When many Americans think of Madagascar, they may think of images as this:


Madagascar - a DreamWorks animated movie.

But the country’s reality looks much more like this, as of late:

By Walter Astrada/Agence France-Presse — Getty Images

By Walter Astrada/Agence France-Presse — Getty Images

Police killed 23 protesters today and wounded approximately 83 others who were marching toward the palace of Madagascar’s President Marc Ravalomanana, according to the Agence France-Presse.

With a death toll close to 100, the country’s civil unrest escalated last week when Andry Rajoelina, Mayor of Antananarivo – the country’s capitol, declared a coup, calling Ravalomanana a dictator who had abandoned the people of Madagascar.

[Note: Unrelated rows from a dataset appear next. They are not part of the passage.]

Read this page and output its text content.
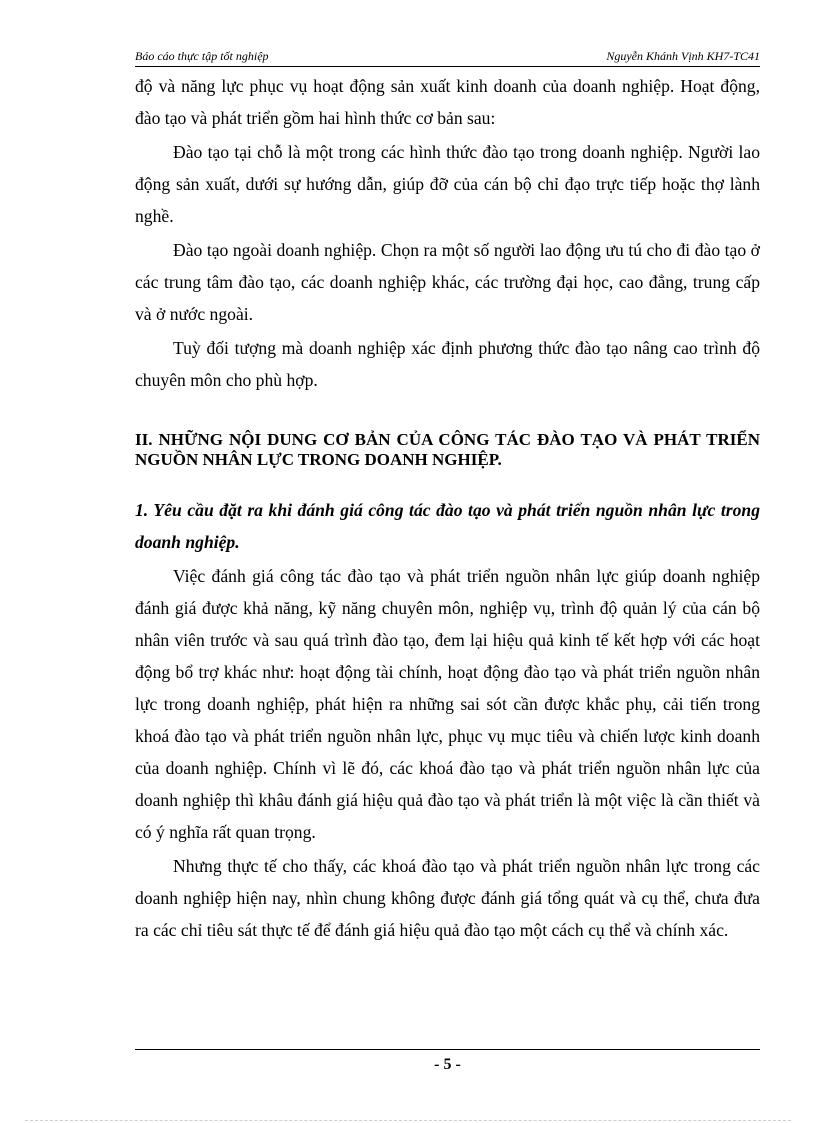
Báo cáo thực tập tốt nghiệp	Nguyễn Khánh Vịnh KH7-TC41

độ và năng lực phục vụ hoạt động sản xuất kinh doanh của doanh nghiệp. Hoạt động, đào tạo và phát triển gồm hai hình thức cơ bản sau:

Đào tạo tại chỗ là một trong các hình thức đào tạo trong doanh nghiệp. Người lao động sản xuất, dưới sự hướng dẫn, giúp đỡ của cán bộ chỉ đạo trực tiếp hoặc thợ lành nghề.

Đào tạo ngoài doanh nghiệp. Chọn ra một số người lao động ưu tú cho đi đào tạo ở các trung tâm đào tạo, các doanh nghiệp khác, các trường đại học, cao đẳng, trung cấp và ở nước ngoài.

Tuỳ đối tượng mà doanh nghiệp xác định phương thức đào tạo nâng cao trình độ chuyên môn cho phù hợp.

II. NHỮNG NỘI DUNG CƠ BẢN CỦA CÔNG TÁC ĐÀO TẠO VÀ PHÁT TRIỂN NGUỒN NHÂN LỰC TRONG DOANH NGHIỆP.

1. Yêu cầu đặt ra khi đánh giá công tác đào tạo và phát triển nguồn nhân lực trong doanh nghiệp.

Việc đánh giá công tác đào tạo và phát triển nguồn nhân lực giúp doanh nghiệp đánh giá được khả năng, kỹ năng chuyên môn, nghiệp vụ, trình độ quản lý của cán bộ nhân viên trước và sau quá trình đào tạo, đem lại hiệu quả kinh tế kết hợp với các hoạt động bổ trợ khác như: hoạt động tài chính, hoạt động đào tạo và phát triển nguồn nhân lực trong doanh nghiệp, phát hiện ra những sai sót cần được khắc phụ, cải tiến trong khoá đào tạo và phát triển nguồn nhân lực, phục vụ mục tiêu và chiến lược kinh doanh của doanh nghiệp. Chính vì lẽ đó, các khoá đào tạo và phát triển nguồn nhân lực của doanh nghiệp thì khâu đánh giá hiệu quả đào tạo và phát triển là một việc là cần thiết và có ý nghĩa rất quan trọng.

Nhưng thực tế cho thấy, các khoá đào tạo và phát triển nguồn nhân lực trong các doanh nghiệp hiện nay, nhìn chung không được đánh giá tổng quát và cụ thể, chưa đưa ra các chỉ tiêu sát thực tế để đánh giá hiệu quả đào tạo một cách cụ thể và chính xác.

- 5 -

The Agence France-Presse reported that Rajoelina presented his case in the country’s Parliament and in the constitutional court, seeking to remove Ravalomanana from office. However, the court declared that “it is not competent to rule on the matter.” Ravalomanana then removed Rajoelina from his mayoral position Tuesday.

Shrinking civil liberties and economic turmoil are fueling the discontent, according to another Agence France-Presse article, as Madagascar continues to be one of the poorest countries in the world.

This is not the first political upheaval in Madagascar’s history. The country when through similar events in 1972, 1991 and 2002.